"O que te trouxe aqui, não te levará até
lá”. A célebre frase do coach norte-americano Marshall Goldsmith, que dá título a seu livro, sua como uma espécie de
mantra que precisa ser recitado diariamente por todos os profissionais do
século XXI. Contudo, a grande maioria parece preferir ignorar que as velhas receitas
não têm mais surtido os mesmos efeitos. Estamos vivendo o século XXI com a
mesma mentalidade do século XX.
Para entender melhor a
necessidade latente de mudar a forma como pensamos, cabe refletirmos um pouco
sobre a história da humanidade. A sociedade se organizou em grupos, trocando
mercadorias que eram cultivadas por suas próprias famílias. Na era agrícola,
que esteve vigente até 1750, tínhamos comunidades agrárias, que usava a terra
como forma de sustento.
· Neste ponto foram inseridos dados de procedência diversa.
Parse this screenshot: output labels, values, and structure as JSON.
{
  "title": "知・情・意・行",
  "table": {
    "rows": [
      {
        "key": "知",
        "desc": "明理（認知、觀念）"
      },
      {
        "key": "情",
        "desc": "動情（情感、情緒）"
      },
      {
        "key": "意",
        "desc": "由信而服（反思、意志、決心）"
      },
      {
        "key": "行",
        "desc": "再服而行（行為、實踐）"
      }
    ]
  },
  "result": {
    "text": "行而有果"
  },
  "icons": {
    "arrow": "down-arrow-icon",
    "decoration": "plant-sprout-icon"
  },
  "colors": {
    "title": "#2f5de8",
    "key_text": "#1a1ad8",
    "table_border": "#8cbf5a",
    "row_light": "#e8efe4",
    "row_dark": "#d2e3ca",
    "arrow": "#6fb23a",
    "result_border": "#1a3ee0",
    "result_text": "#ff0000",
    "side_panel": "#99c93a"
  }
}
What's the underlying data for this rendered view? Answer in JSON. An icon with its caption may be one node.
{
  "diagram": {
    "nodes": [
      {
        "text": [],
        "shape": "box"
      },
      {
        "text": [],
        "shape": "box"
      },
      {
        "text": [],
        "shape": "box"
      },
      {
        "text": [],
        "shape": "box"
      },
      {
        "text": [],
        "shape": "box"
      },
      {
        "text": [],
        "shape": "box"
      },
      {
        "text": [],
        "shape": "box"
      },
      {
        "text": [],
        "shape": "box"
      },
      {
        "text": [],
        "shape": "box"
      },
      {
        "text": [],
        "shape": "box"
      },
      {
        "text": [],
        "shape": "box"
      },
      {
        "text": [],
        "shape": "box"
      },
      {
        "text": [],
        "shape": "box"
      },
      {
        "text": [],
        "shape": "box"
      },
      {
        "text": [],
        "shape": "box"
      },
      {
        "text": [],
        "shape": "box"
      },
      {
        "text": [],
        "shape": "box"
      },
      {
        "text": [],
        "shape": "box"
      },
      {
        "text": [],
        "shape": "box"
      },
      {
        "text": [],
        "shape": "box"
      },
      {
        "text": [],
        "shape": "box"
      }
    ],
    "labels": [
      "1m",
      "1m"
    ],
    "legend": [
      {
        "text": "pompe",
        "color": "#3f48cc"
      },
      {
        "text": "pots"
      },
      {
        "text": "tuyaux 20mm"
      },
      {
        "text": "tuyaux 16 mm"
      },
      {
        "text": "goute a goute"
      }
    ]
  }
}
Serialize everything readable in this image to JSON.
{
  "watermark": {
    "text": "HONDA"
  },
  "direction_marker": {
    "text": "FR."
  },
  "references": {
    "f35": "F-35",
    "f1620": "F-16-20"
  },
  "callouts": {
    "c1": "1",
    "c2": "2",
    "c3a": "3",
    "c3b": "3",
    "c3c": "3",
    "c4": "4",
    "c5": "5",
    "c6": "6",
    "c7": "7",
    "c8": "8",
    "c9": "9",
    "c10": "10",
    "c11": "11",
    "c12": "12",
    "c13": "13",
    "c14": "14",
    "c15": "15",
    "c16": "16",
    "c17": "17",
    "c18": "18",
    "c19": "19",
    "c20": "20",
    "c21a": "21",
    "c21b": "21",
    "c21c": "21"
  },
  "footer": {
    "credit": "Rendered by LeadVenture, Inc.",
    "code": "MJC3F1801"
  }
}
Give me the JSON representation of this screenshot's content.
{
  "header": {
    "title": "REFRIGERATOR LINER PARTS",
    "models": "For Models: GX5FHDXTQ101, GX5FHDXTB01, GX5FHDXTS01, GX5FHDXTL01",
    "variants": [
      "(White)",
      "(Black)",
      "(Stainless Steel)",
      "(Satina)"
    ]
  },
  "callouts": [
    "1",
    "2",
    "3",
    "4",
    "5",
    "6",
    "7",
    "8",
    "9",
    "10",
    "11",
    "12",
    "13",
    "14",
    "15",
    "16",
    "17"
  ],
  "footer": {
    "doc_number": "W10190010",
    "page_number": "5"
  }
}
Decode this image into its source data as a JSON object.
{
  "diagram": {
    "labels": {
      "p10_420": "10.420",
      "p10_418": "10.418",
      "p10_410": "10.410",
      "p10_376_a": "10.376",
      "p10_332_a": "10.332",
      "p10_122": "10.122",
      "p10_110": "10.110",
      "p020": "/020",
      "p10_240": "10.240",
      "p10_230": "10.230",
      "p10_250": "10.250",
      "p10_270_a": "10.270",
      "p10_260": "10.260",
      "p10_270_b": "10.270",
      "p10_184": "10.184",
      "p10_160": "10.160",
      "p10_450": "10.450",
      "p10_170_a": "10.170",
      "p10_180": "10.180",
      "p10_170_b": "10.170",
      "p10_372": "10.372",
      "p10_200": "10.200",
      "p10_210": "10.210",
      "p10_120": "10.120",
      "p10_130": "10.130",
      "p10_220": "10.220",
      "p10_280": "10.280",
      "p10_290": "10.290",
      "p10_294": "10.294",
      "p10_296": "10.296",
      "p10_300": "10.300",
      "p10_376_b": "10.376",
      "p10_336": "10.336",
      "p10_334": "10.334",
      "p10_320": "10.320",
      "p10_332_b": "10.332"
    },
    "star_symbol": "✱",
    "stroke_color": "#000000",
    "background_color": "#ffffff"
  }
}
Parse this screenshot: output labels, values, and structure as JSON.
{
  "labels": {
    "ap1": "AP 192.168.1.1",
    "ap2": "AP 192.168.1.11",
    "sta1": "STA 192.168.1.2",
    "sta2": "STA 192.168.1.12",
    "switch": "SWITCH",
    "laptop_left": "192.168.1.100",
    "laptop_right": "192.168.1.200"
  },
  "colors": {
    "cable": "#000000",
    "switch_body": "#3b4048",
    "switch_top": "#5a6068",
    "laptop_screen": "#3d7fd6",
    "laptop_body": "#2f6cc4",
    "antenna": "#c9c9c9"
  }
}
Mais para o fim dessa era, foram criadas pequenas
máquinas, onde o produtor possuía os meios de produção. Os artesãos conheciam
todo o ciclo: da compra da matéria-prima até a venda. As famílias produziam
juntas e as tradições eram transmitidas de geração para geração.
Logo após esse período, em
torno de 1750, a humanidade viveu a chamada Revolução Industrial, dando
sequência a uma nova era. Com o desenvolvimento da energia elétrica e das
máquinas à vapor, tivemos a segmentação do trabalho e a larga escala. Cada
trabalhador passou a fazer apenas uma parte do processo, não tendo conhecimento
do todo. Dessa forma, era necessário desenvolver um raciocínio linear,
segmentado, repetitivo e previsível. Quem apertasse o maior número de parafusos
no menor período de tempo, seria eleito o melhor funcionário da fábrica.
Com o avanço das
tecnologias, na década de 1990, entramos na era digital, ou era da informação.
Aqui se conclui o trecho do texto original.